You are slowly slipping, slipping from my grasp. I light a cigarette, only to let it burn. The scent fills a tiny sliver of your absence, helping to ease the throbbing pain that beats in time with my heart, uneven and stuttering.

Your eyes. They once held promises and passion. Now, they are clouded with suffering and uncertainty. I can see you beneath those deep green pools, screaming to be heard, pounding beneath the surface, just trying to breakthrough, to turn to me and love me; love me again.

I know you are running, running away. I wish you would stay.

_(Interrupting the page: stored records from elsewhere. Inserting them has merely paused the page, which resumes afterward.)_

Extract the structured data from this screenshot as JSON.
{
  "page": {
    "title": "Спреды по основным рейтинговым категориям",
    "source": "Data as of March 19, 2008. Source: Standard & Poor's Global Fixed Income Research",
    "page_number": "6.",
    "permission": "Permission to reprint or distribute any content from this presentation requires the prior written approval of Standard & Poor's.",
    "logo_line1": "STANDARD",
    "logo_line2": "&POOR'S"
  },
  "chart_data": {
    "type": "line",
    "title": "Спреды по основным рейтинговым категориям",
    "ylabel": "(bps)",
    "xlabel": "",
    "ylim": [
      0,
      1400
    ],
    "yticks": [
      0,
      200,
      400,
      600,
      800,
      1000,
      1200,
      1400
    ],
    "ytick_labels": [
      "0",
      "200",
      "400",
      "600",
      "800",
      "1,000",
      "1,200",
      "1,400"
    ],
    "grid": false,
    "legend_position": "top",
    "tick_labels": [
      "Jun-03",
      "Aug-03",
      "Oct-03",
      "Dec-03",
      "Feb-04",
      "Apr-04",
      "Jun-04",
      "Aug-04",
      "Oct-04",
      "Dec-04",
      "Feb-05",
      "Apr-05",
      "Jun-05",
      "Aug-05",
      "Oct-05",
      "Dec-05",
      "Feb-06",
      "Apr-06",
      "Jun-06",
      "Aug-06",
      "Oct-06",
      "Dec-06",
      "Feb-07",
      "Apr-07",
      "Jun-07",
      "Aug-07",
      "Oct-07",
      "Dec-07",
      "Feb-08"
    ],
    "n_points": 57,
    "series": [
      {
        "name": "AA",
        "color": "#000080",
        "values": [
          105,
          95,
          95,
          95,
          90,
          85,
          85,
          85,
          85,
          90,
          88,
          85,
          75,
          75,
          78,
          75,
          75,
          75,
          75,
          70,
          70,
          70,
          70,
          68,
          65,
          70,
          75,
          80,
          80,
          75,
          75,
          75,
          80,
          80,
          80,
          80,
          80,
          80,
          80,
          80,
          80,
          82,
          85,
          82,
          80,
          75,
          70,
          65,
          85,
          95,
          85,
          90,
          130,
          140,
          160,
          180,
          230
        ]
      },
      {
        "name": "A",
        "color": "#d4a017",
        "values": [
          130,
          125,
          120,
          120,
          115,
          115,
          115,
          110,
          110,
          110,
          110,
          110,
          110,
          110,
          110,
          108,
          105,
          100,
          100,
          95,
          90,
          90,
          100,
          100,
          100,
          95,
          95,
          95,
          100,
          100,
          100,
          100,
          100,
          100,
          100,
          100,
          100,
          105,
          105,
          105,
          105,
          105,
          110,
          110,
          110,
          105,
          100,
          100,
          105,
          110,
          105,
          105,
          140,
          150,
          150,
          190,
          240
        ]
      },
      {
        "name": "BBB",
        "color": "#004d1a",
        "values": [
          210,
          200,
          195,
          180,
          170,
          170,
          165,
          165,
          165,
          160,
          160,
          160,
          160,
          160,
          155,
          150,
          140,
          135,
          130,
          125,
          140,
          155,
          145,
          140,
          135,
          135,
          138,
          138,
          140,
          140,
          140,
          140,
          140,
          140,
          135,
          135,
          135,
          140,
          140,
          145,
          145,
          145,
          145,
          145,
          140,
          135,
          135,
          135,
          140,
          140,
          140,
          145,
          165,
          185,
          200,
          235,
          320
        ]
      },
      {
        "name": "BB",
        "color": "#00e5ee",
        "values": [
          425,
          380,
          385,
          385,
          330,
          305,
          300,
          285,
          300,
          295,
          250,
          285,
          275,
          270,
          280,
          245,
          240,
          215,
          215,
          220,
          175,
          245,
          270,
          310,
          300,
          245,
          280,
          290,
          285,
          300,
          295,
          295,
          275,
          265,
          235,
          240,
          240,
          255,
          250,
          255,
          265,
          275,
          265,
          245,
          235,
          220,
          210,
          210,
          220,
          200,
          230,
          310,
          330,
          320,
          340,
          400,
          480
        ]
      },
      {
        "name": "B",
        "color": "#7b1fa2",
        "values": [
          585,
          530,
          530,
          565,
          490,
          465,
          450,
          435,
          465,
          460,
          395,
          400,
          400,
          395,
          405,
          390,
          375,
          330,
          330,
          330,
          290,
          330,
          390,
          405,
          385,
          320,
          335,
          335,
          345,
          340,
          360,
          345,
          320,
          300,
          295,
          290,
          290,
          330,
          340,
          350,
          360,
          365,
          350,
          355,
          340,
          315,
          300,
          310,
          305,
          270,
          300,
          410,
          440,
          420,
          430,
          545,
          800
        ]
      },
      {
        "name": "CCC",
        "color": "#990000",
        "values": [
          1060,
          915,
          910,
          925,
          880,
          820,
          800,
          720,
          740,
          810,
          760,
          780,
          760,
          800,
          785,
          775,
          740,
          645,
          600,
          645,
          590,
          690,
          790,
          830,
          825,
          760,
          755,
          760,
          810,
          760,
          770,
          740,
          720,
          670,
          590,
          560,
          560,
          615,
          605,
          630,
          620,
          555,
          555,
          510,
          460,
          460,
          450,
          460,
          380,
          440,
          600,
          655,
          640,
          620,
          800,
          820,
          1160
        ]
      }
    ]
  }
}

It never has to end, it never has to fade. The smell of the cigarette is gone. I light another one.

You speak so softly, the words almost escape unnoticed, but I reach out for them and hold them to me, before they get lost in the breath of the breeze. “I love you,” you say. You said. I listen now, the breeze flutters through the curtains, but no words reach me. There are no words left to hold.

Lies. I fell for them, all of them. I have a habit of falling. The fall: always so perfectly crafted. I long for the feeling of the fall. Everything around me blurs and everything passes by so quickly that I don’t take notice. I feel nothing but the exhilaration, the bliss. If only the fall didn’t have to come to such a devastatingly abrupt and destructive end.

“I never loved you,” you say. I know those words are honest. But, it doesn’t matter. One word from you and I’d be at your side, because I never lied. “I love you.”

I’m unsteady now, disoriented from the fall. I know you watched me plunge, eyes wide open and fearless into your love. I know you saw me come crashing down. You didn’t break my fall, you never even tried. I try to find my bearings, to adjust to this new world, a world where your lies aren’t blurring around me and I can see clearly once again. But the pain of the clarity is unbearable and I crumble.

The new, glaring reality, matched with my endless cries leave my head pounding, a hammer slamming the truth into my mind, never to be forgotten. I cry alone, in a heap on the kitchen floor. You left a hole in my heart, but it still beats; perhaps a little less steady, but it’s beating. I realize now that, like the beating of my heart, I cannot stop. My cries fade away with the last of the cigarette smoke.

Truth. Whiskey, once, for just a moment, took that guarded look from your gaze. “I hate to be alone. Stay with me,” you said. I saw you. I stayed. You left.

It’s been months, but even now I catch myself listening to the breeze as it drifts by, hoping to hear your voice, to hear those words again. I’m more cautious now. I always look when I fall, to see what I’ll go crashing into at the end.

I saw you once. I was getting my lemon tea, two sugars. You got a coffee, one cream, one sugar. When your eyes caught mine, I searched for the lies. You smiled. I felt my knees weaken. Still, I was blind to your lies, but I didn’t need to see them anymore; I had felt them. I left that day, without a word.